In changing markets a company controlled by trustees, however well-meaning and motivated, may just not have the ability to respond to changing market forces.
Some of you reading this article (particularly the accountants amongst you) will be old enough to remember a Birmingham-based world leader in accounting ledgers. Its name was Kalamazoo and its public spirited Quaker founders established an EBT with the colourful (Marxist sounding) name, the Kalamazoo Workers Alliance. The trust came to control over 51% of shares in what became a listed company. There was an elaborate system for the election of a Board of Trustees from all sections of the management and the workforce.

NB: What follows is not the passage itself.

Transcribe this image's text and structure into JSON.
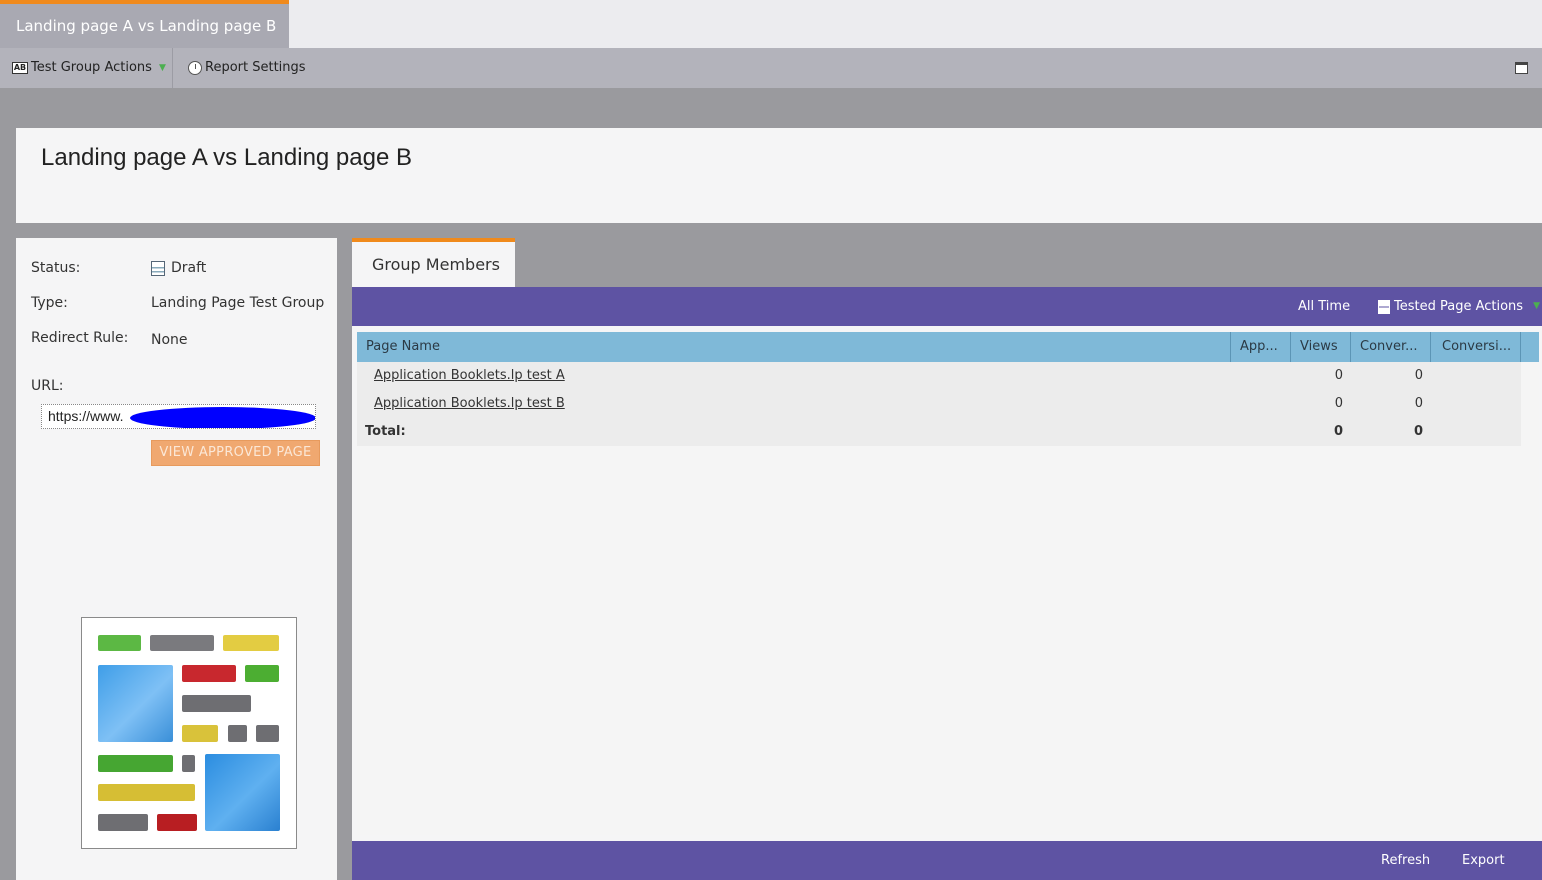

Insulated as it was from the scrutiny of informed shareholder oversight, Kalamazoo found itself losing market share and unable to compete as the markets for personal computers grew in the 1980s and 1990s. The company’s former playing fields in Northfield, Birmingham are now a housing estate. What would the Quaker founders have made of this?
It may be of course that this outcome would have befallen the company in any event. The cultural shift needed to reinvent a successful company as markets change is seldom made.

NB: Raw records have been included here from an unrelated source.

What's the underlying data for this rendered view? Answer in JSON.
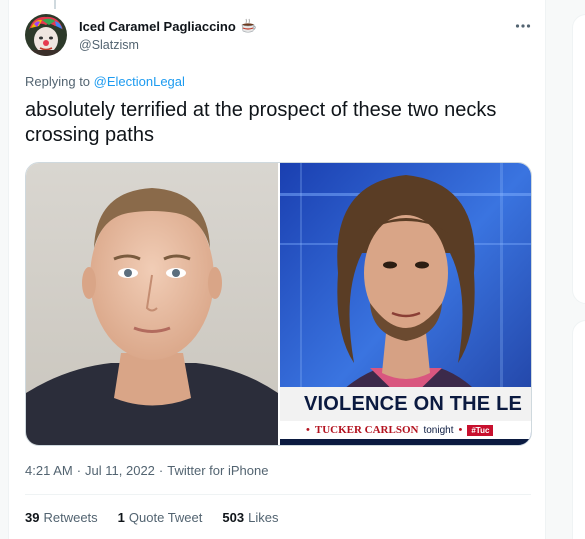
{
  "tweet": {
    "author": {
      "display_name": "Iced Caramel Pagliaccino",
      "name_emoji": "coffee-emoji-icon",
      "handle": "@Slatzism",
      "avatar_icon": "clown-avatar"
    },
    "more_icon": "more-dots-icon",
    "replying_to_prefix": "Replying to ",
    "replying_to_handle": "@ElectionLegal",
    "text": "absolutely terrified at the prospect of these two necks crossing paths",
    "media": {
      "left_image": "mugshot-photo",
      "right_image": "tv-interview-photo",
      "chyron_headline": "VIOLENCE ON THE LE",
      "chyron_show": "TUCKER CARLSON",
      "chyron_tonight": "tonight",
      "chyron_tag": "#Tuc"
    },
    "time": "4:21 AM",
    "date": "Jul 11, 2022",
    "separator": "·",
    "source": "Twitter for iPhone",
    "stats": {
      "retweets_count": "39",
      "retweets_label": "Retweets",
      "quotes_count": "1",
      "quotes_label": "Quote Tweet",
      "likes_count": "503",
      "likes_label": "Likes"
    }
  },
  "colors": {
    "link": "#1d9bf0",
    "secondary_text": "#536471",
    "primary_text": "#0f1419",
    "chyron_navy": "#0b1a40",
    "chyron_red": "#c8102e"
  }
}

Ingram-Hill clearly embraced personal share ownership (his own 🙂 ) above that of the collective good. Irrespective of one’s personal philosophy (capitalist, socialist or the new theory of conscious capitalism) one thing is clear: Patrick Gee had picked the wrong man to make his John Lewis dream come true.
Having analysed that big picture failing, what else do we learn from this sad case?

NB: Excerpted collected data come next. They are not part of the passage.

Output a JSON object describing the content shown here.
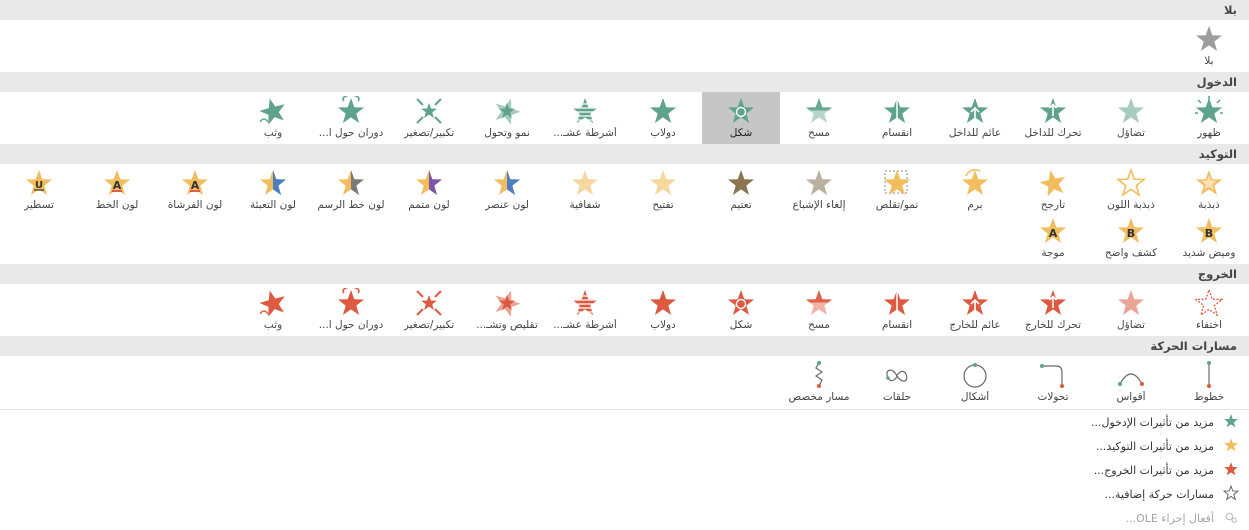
{
  "colors": {
    "entrance": "#5fa38a",
    "emphasis": "#f2bd5c",
    "exit": "#dd5940",
    "none": "#9c9c9c",
    "path": "#6a6a6a",
    "header_bg": "#e9e9e9",
    "selected_bg": "#c6c6c6"
  },
  "sections": {
    "none": {
      "title": "بلا",
      "items": [
        {
          "label": "بلا",
          "icon": "none-star-icon"
        }
      ]
    },
    "entrance": {
      "title": "الدخول",
      "items": [
        {
          "label": "ظهور",
          "icon": "appear-star-icon"
        },
        {
          "label": "تضاؤل",
          "icon": "fade-star-icon"
        },
        {
          "label": "تحرك للداخل",
          "icon": "fly-in-star-icon"
        },
        {
          "label": "عائم للداخل",
          "icon": "float-in-star-icon"
        },
        {
          "label": "انقسام",
          "icon": "split-star-icon"
        },
        {
          "label": "مسح",
          "icon": "wipe-star-icon"
        },
        {
          "label": "شكل",
          "icon": "shape-star-icon",
          "selected": true
        },
        {
          "label": "دولاب",
          "icon": "wheel-star-icon"
        },
        {
          "label": "أشرطة عشـ...",
          "icon": "random-bars-star-icon"
        },
        {
          "label": "نمو وتحول",
          "icon": "grow-turn-star-icon"
        },
        {
          "label": "تكبير/تصغير",
          "icon": "zoom-star-icon"
        },
        {
          "label": "دوران حول ا...",
          "icon": "swivel-star-icon"
        },
        {
          "label": "وثب",
          "icon": "bounce-star-icon"
        }
      ]
    },
    "emphasis": {
      "title": "التوكيد",
      "items": [
        {
          "label": "ذبذبة",
          "icon": "pulse-star-icon"
        },
        {
          "label": "ذبذبة اللون",
          "icon": "color-pulse-star-icon"
        },
        {
          "label": "تأرجح",
          "icon": "teeter-star-icon"
        },
        {
          "label": "برم",
          "icon": "spin-star-icon"
        },
        {
          "label": "نمو/تقلص",
          "icon": "grow-shrink-star-icon"
        },
        {
          "label": "إلغاء الإشباع",
          "icon": "desaturate-star-icon"
        },
        {
          "label": "تعتيم",
          "icon": "darken-star-icon"
        },
        {
          "label": "تفتيح",
          "icon": "lighten-star-icon"
        },
        {
          "label": "شفافية",
          "icon": "transparency-star-icon"
        },
        {
          "label": "لون عنصر",
          "icon": "object-color-star-icon"
        },
        {
          "label": "لون متمم",
          "icon": "complementary-color-star-icon"
        },
        {
          "label": "لون خط الرسم",
          "icon": "line-color-star-icon"
        },
        {
          "label": "لون التعبئة",
          "icon": "fill-color-star-icon"
        },
        {
          "label": "لون الفرشاة",
          "icon": "brush-color-star-icon"
        },
        {
          "label": "لون الخط",
          "icon": "font-color-star-icon"
        },
        {
          "label": "تسطير",
          "icon": "underline-star-icon"
        },
        {
          "label": "وميض شديد",
          "icon": "bold-flash-star-icon"
        },
        {
          "label": "كشف واضح",
          "icon": "bold-reveal-star-icon"
        },
        {
          "label": "موجة",
          "icon": "wave-star-icon"
        }
      ]
    },
    "exit": {
      "title": "الخروج",
      "items": [
        {
          "label": "اختفاء",
          "icon": "disappear-star-icon"
        },
        {
          "label": "تضاؤل",
          "icon": "fade-out-star-icon"
        },
        {
          "label": "تحرك للخارج",
          "icon": "fly-out-star-icon"
        },
        {
          "label": "عائم للخارج",
          "icon": "float-out-star-icon"
        },
        {
          "label": "انقسام",
          "icon": "split-out-star-icon"
        },
        {
          "label": "مسح",
          "icon": "wipe-out-star-icon"
        },
        {
          "label": "شكل",
          "icon": "shape-out-star-icon"
        },
        {
          "label": "دولاب",
          "icon": "wheel-out-star-icon"
        },
        {
          "label": "أشرطة عشـ...",
          "icon": "random-bars-out-star-icon"
        },
        {
          "label": "تقليص وتشـ...",
          "icon": "shrink-turn-star-icon"
        },
        {
          "label": "تكبير/تصغير",
          "icon": "zoom-out-star-icon"
        },
        {
          "label": "دوران حول ا...",
          "icon": "swivel-out-star-icon"
        },
        {
          "label": "وثب",
          "icon": "bounce-out-star-icon"
        }
      ]
    },
    "motion": {
      "title": "مسارات الحركة",
      "items": [
        {
          "label": "خطوط",
          "icon": "lines-path-icon"
        },
        {
          "label": "أقواس",
          "icon": "arcs-path-icon"
        },
        {
          "label": "تحولات",
          "icon": "turns-path-icon"
        },
        {
          "label": "أشكال",
          "icon": "shapes-path-icon"
        },
        {
          "label": "حلقات",
          "icon": "loops-path-icon"
        },
        {
          "label": "مسار مخصص",
          "icon": "custom-path-icon"
        }
      ]
    }
  },
  "more": [
    {
      "label": "مزيد من تأثيرات الإدخول...",
      "icon": "entrance-more-icon",
      "enabled": true
    },
    {
      "label": "مزيد من تأثيرات التوكيد...",
      "icon": "emphasis-more-icon",
      "enabled": true
    },
    {
      "label": "مزيد من تأثيرات الخروج...",
      "icon": "exit-more-icon",
      "enabled": true
    },
    {
      "label": "مسارات حركة إضافية...",
      "icon": "motion-more-icon",
      "enabled": true
    },
    {
      "label": "أفعال إجراء OLE...",
      "icon": "ole-actions-icon",
      "enabled": false
    }
  ]
}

The key lesson is the great risk of conflicts of interest between the Director/shareholders (and their personal interests) and their fiduciary duties as trustees of the EBT. With fast growing or early stage companies those conflicts may be very difficult if not impossible to manage.
At what price can shares properly be acquired by a Director where he is acting as both buyer and fiduciary? Beware advisers who believe that this conflict can easily be managed by the simple expedient of instructing a helpful accountant experienced in valuing the shares of private companies.
The person privy to the critical market and financial data that would influence a valuation is likely to be the conflicted Director. Even the most ethical may struggle with the impossible task of making full disclosure to the adviser.
In any event the true value of a significant shareholding in a private company can only be determined in an arms’ length sale. A hypothetical valuation exercise is always going to come under intense scrutiny if in the event (as with Roadchef) the conflicted Director makes a significant profit on his purchase.
For Directors of private companies tempted to suppress information when buying shares, whether from an EBT or other shareholder, the risk of misrepresentation by silence must be borne in mind. The New Zealand case of Coleman -v- Myers, cited with approval in English cases, is salutary. A Director when buying shares in a private company may owe a duty of disclosure where he is privy to information that another non-director shareholder is not. The remedy for misrepresentation is rescission. As with Ingram-Hill, the High Court can set aside the transfer.
A final thought. Very capable tax advisers (accountants and solicitors) will frequently set up structures involving EBTs. Those advisers are generally not around later on when decisions may be made by poorly advised Directors unaware of the law or turning a blind eye to words of caution.
The key for any Directors is to take advice from an adviser or a team of advisers who can see the big picture and have an eye for what may be uncomfortable detail.